Ces évolutions traduisent selon le commentaire récent de la Banque d’Algérie « des ajustements limités du cours de change du dinar par rapport à ces deux monnaies, en relation avec les évolutions de leurs cours sur les marchés internationaux, en contexte de relative amélioration de certains fondamentaux (meilleure tenue des prix du pétrole et, dans une moindre mesure, réduction du différentiel d’inflation) ».

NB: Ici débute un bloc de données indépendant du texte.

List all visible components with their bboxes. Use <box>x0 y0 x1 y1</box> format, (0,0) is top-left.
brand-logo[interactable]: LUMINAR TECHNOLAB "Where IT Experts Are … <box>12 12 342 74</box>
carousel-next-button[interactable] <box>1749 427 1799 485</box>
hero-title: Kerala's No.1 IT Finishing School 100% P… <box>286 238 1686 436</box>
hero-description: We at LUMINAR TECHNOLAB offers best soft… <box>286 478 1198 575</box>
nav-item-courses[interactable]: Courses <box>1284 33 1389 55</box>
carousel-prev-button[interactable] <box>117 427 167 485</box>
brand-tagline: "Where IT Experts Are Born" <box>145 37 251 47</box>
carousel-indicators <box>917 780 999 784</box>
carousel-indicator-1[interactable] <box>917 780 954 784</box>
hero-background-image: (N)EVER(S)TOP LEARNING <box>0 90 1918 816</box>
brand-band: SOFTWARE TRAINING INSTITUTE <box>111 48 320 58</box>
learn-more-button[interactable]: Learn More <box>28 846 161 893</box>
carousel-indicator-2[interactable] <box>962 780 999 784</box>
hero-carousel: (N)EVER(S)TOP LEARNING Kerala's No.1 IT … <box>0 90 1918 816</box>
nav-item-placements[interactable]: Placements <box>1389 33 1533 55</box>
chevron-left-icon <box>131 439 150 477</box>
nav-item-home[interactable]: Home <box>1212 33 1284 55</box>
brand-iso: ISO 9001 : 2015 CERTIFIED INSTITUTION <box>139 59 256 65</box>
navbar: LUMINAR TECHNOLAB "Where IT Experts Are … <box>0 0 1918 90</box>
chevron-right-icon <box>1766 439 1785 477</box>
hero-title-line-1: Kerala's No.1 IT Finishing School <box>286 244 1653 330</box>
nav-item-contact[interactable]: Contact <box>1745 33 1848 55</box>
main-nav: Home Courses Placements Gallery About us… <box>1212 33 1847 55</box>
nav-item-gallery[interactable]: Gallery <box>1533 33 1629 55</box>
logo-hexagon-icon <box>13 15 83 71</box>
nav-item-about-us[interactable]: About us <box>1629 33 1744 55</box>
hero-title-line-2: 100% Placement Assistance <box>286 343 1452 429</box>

La stabilisation de sa valeur officielle n’a pas empêché le dinar de continuer à plonger sur le marché parallèle ou il a atteint fin 2018 des niveaux proches de 215 dinars pour un euro. Le « différentiel » entre les deux taux, officiel et parallèle fait le grand écart et atteint désormais des niveaux records supérieurs à 50%.

Commerce extérieur : l’année des interdictions

L’année 2018 s’achève sur des performances mitigées en matière de commerce extérieur. Les importations resteront supérieures à 45 milliards de dollars mais le déficit commercial sera réduit fortement, à environ 4,5 milliards de dollars selon les douanes algériennes. Essentiellement grâce à une augmentation sensible des exportations pétrolières qui sont en hausse de près de 20 %.

En 2018 le gouvernement a brutalement changé son fusil d’épaule en renonçant à des licences d’importation inefficaces et ingérables sauf pour les véhicules. À la place, il a instauré une interdiction provisoire d’importation pour « 46 familles de produits et 851 positions tarifaires ».

Les produits concernés ont été principalement des produits alimentaires (chocolats, confitures, mayonnaise, fruits frais) mais aussi la céramique ou la robinetterie, des produits électroniques grand public ou encore les meubles et l’électroménager. Objectif : économiser environ 2 milliards de dollars sur la facture d’importation.

Le résultat n’a pas été atteint et pour 2019 on annonce désormais la suppression des listes de produits interdits et leur remplacement par une augmentation des taxes sur les produits concernés qui pourraient atteindre 200 %.

Réserves de change : la fonte continue

En dépit de la forte réduction du déficit commercial, l’érosion des réserves de change s’est poursuivie en 2018.

Dès la fin de l’été, la Banque d’Algérie annonçait que les réserves de change « se sont amenuisées en baissant à 88,6 milliards de dollars à fin juin 2018 contre 97,3 milliards de dollars à fin décembre 2017 ». Soit une perte de 8,7 milliards de dollars au premier semestre.

Voici quelques jours, c’est le chiffre de 82 milliards de dollars de réserves à fin novembre qui était annoncé par Mohamed Loukal. Un chiffre qui suggère fortement que le niveau des réserves devrait tester la barre des 80 milliards à la fin décembre.

La semaine dernière, le constat général du Gouverneur de la Banque d’Algérie devant les députés ne cherchait pas à masquer la situation : « des efforts supplémentaires d’ajustement sont nécessaires pour rétablir les équilibres macroéconomiques afin d’assurer la viabilité de la balance des paiements et de limiter l’érosion des réserves officielles de change à travers un vaste programme de réformes structurelles ».